For whatever reason, the publishing house somehow got the first signature backward, thereby creating a "memorable moment" with regards to Nietzsche.
I am in no way going to agree with everything Nietzsche wrote, or what has been attributed to him, but he's certainly been an acute observer of human nature. He also wrote with a keen wit and pointed pen. I say this as a preface to a few comments he made on individuals and crowds.
There is a tension that runs through human history, one that never quite goes away. It is the tension between the individual and the crowd. Because we live in social relationships with others, what happens when our private beliefs are out of sync with the dominant belief systems?
Nietzsche saw it clearly. In Beyond Good and Evil, he wrote, “The individual has always had to struggle to keep from being overwhelmed by the tribe.” It is a simple observation, but one that carries more truth than we might like to admit.
As social creatures, we long to belong. The pull of the group—whether it be political, cultural, or ideological—is powerful. It offers identity, approval, and a ready-made way of seeing the world. To stand apart can be costly, especially today.
Nietzsche presses the point further: “Madness is rare in individuals—but in groups, parties, nations, and ages it is the rule.” Fifty years later the world experienced global tremors as a result of the national madness of the Third Reich.
Crowds do not merely amplify ideas; they intensify them. They simplify, reduce, and often distort. What might seem unreasonable to a lone person can, in the momentum of a group, begin to feel not only acceptable, but necessary.
This is where the work of Gustave Le Bon comes into play which I wrote about earlier this past month. In that particular blog post I was addressing crowd behavior, especially mobs. But there is a subtler aspect to crowd pressures on individuals. That is, the expectations of peers. In high school you may have been expected to go to college. As a result, many go who really aren't ready or aren't even college material. Their reward is not career success but rather the handicap of college debt.
And today, peer pressure can come from people we've never met other than through their handles on social media.
Expectations driven by peer pressure can cloud one's thinking. When we make life decisions based on what others expect of us, we can spend a lot of time kicking ourselves afterwards.
Nietzsche makes another observation that can be unsettling: “He who cannot obey himself will be commanded.” Self-mastery is not a popular idea. It requires discipline, reflection, and a willingness to stand alone when necessary. And a willingness to be misunderstood.

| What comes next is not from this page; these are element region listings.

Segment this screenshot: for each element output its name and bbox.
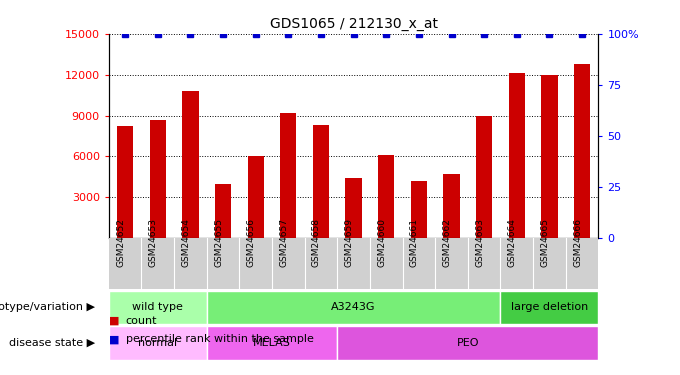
Text: GSM24666: GSM24666: [573, 217, 582, 267]
Bar: [248, 156, 264, 238]
Text: large deletion: large deletion: [511, 303, 588, 312]
Bar: [378, 155, 394, 238]
Bar: [109, 326, 207, 360]
Bar: [280, 113, 296, 238]
Text: ■: ■: [109, 316, 119, 326]
Text: normal: normal: [138, 338, 177, 348]
Bar: [150, 120, 166, 238]
Text: GSM24652: GSM24652: [116, 218, 125, 267]
Title: GDS1065 / 212130_x_at: GDS1065 / 212130_x_at: [269, 17, 438, 32]
Bar: [476, 116, 492, 238]
Bar: [411, 181, 427, 238]
Bar: [337, 326, 598, 360]
Text: PEO: PEO: [456, 338, 479, 348]
Bar: [117, 126, 133, 238]
Text: wild type: wild type: [133, 303, 183, 312]
Text: GSM24657: GSM24657: [279, 217, 288, 267]
Text: GSM24653: GSM24653: [149, 217, 158, 267]
Bar: [443, 174, 460, 238]
Text: GSM24658: GSM24658: [312, 217, 321, 267]
Bar: [313, 125, 329, 238]
Text: percentile rank within the sample: percentile rank within the sample: [126, 334, 313, 344]
Text: GSM24659: GSM24659: [345, 217, 354, 267]
Text: GSM24654: GSM24654: [182, 218, 190, 267]
Bar: [500, 291, 598, 324]
Bar: [541, 75, 558, 238]
Bar: [207, 326, 337, 360]
Bar: [182, 91, 199, 238]
Text: GSM24664: GSM24664: [508, 218, 517, 267]
Text: GSM24656: GSM24656: [247, 217, 256, 267]
Text: ■: ■: [109, 334, 119, 344]
Text: GSM24662: GSM24662: [443, 218, 452, 267]
Bar: [207, 291, 500, 324]
Bar: [574, 64, 590, 238]
Text: count: count: [126, 316, 157, 326]
Bar: [215, 184, 231, 238]
Text: genotype/variation ▶: genotype/variation ▶: [0, 303, 95, 312]
Text: GSM24660: GSM24660: [377, 217, 386, 267]
Text: MELAS: MELAS: [253, 338, 291, 348]
Text: GSM24665: GSM24665: [541, 217, 549, 267]
Bar: [345, 178, 362, 238]
Bar: [109, 291, 207, 324]
Text: GSM24663: GSM24663: [475, 217, 484, 267]
Text: A3243G: A3243G: [331, 303, 376, 312]
Text: GSM24661: GSM24661: [410, 217, 419, 267]
Bar: [509, 73, 525, 238]
Text: disease state ▶: disease state ▶: [9, 338, 95, 348]
Text: GSM24655: GSM24655: [214, 217, 223, 267]
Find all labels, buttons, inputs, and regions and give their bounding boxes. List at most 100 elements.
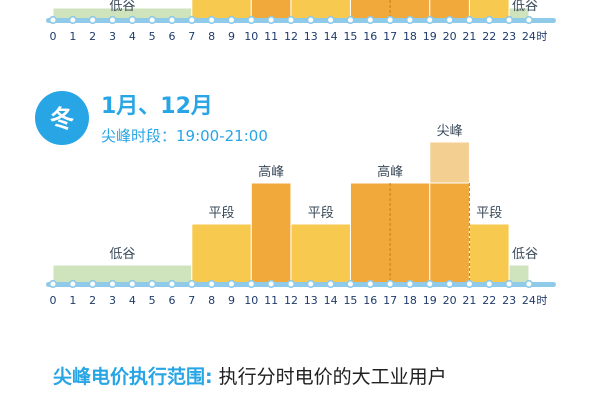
top-chart-tick-dot [267,15,276,25]
winter-chart-tick-label: 0 [50,294,57,307]
winter-chart-tick-dot [128,279,137,289]
top-chart-tick-dot [405,15,415,25]
footer-value: 执行分时电价的大工业用户 [218,366,447,388]
top-chart-tick-dot [128,15,137,25]
top-chart-tick-label: 16 [363,30,377,43]
top-chart-tick-dot [346,15,355,25]
top-chart-tick-label: 8 [208,30,215,43]
top-chart-tick-label: 20 [443,30,457,43]
top-chart-tick-dot [207,15,216,25]
winter-chart-tick-dot [306,279,315,289]
bar-label-high: 高峰 [377,164,403,180]
winter-chart-tick-dot [405,279,415,289]
winter-chart-tick-dot [148,279,157,289]
top-chart-low-label-right: 低谷 [512,0,538,14]
top-chart-tick-label: 21 [462,30,476,43]
winter-chart-tick-dot [524,279,534,289]
winter-section-header: 冬 1月、12月 尖峰时段：19:00-21:00 [35,91,268,145]
winter-chart-tick-dot [247,279,256,289]
bar-label-flat: 平段 [476,206,502,221]
winter-chart-tick-dot [267,279,276,289]
bar-label-low: 低谷 [512,247,538,262]
winter-chart-tick-dot [286,279,296,289]
winter-chart-tick-dot [227,279,236,289]
top-chart-tick-label: 14 [324,30,338,43]
winter-chart-tick-dot [326,279,335,289]
footer-note: 尖峰电价执行范围: 执行分时电价的大工业用户 [53,362,447,389]
top-chart-tick-label: 9 [228,30,235,43]
bar-peak [429,141,470,184]
winter-chart-tick-dot [465,279,474,289]
winter-chart-tick-label: 3 [109,294,116,307]
winter-chart-tick-dot [187,279,196,289]
winter-chart-tick-label: 17 [383,294,397,307]
top-chart-tick-dot [48,15,58,25]
winter-chart-tick-label: 5 [149,294,156,307]
top-chart-tick-dot [425,15,434,25]
top-chart-tick-label: 17 [383,30,397,43]
top-chart-tick-dot [326,15,335,25]
top-chart-tick-dot [227,15,236,25]
bar-flat [290,223,351,285]
top-chart-tick-dot [247,15,256,25]
bar-low [508,264,530,285]
winter-chart-tick-label: 24 [522,294,536,307]
top-chart-tick-label: 19 [423,30,437,43]
top-chart-tick-dot [306,15,315,25]
winter-chart-tick-dot [386,279,395,289]
winter-chart-tick-label: 1 [69,294,76,307]
top-chart: 低谷 低谷0 1 2 3 4 5 6 7 8 9 10 11 12 13 14 15 16 17 18 19 20 21 22… [46,0,556,43]
winter-chart-axis-line [46,282,556,287]
winter-chart-tick-label: 22 [482,294,496,307]
top-chart-tick-dot [485,15,494,25]
winter-chart-tick-label: 14 [324,294,338,307]
top-chart-tick-label: 18 [403,30,417,43]
top-chart-tick-label: 3 [109,30,116,43]
top-chart-tick-dot [187,15,196,25]
winter-chart-tick-dot [504,279,514,289]
top-chart-tick-dot [108,15,117,25]
bar-flat [191,223,252,285]
winter-peak-period: 尖峰时段：19:00-21:00 [101,127,268,145]
winter-chart-tick-label: 23 [502,294,516,307]
winter-chart-tick-label: 6 [168,294,175,307]
footer-key: 尖峰电价执行范围: [53,366,213,388]
top-chart-tick-label: 12 [284,30,298,43]
top-chart-tick-dot [504,15,514,25]
top-chart-axis-line [46,18,556,23]
top-chart-tick-label: 2 [89,30,96,43]
top-chart-bar [191,0,252,21]
winter-chart-tick-label: 2 [89,294,96,307]
winter-chart-tick-label: 4 [129,294,136,307]
bar-high [429,182,470,285]
top-chart-tick-label: 15 [343,30,357,43]
top-chart-tick-label: 22 [482,30,496,43]
winter-chart-tick-label: 8 [208,294,215,307]
winter-chart-tick-dot [68,279,77,289]
top-chart-tick-dot [167,15,177,25]
top-chart-tick-label: 4 [129,30,136,43]
winter-badge [35,91,89,145]
winter-chart-tick-dot [346,279,355,289]
winter-chart-tick-dot [88,279,97,289]
top-chart-axis-unit: 时 [536,30,547,43]
winter-chart-tick-label: 11 [264,294,278,307]
top-chart-tick-dot [366,15,375,25]
bar-high [250,182,292,285]
winter-title: 1月、12月 [101,94,213,119]
bar-label-low: 低谷 [109,247,135,262]
top-chart-tick-dot [524,15,534,25]
winter-badge-label: 冬 [50,105,74,133]
top-chart-tick-label: 24 [522,30,536,43]
winter-chart-tick-label: 16 [363,294,377,307]
winter-chart-tick-label: 19 [423,294,437,307]
winter-chart-axis-unit: 时 [536,294,547,307]
top-chart-tick-dot [445,15,454,25]
top-chart-tick-label: 1 [69,30,76,43]
winter-chart-tick-dot [425,279,434,289]
top-chart-tick-dot [465,15,474,25]
winter-chart-tick-dot [108,279,117,289]
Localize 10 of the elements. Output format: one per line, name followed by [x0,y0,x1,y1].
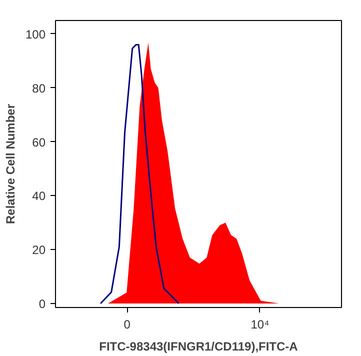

Without a sense of calling or purpose, we become susceptible—open to being shaped by whatever voice speaks the loudest or the most persuasively. Hint: God speaks in a still, small voice.*
The crowd isn't always wrong, but it is rarely careful. To live thoughtfully requires a kind of resistance—not rebellion for its own sake, but the quiet work of examining what we believe and why. It means holding fast to conscience, even when it is inconvenient.
In the end, the question is not whether we will be influenced. We all are. The question is whether we will be governed from within… or from without.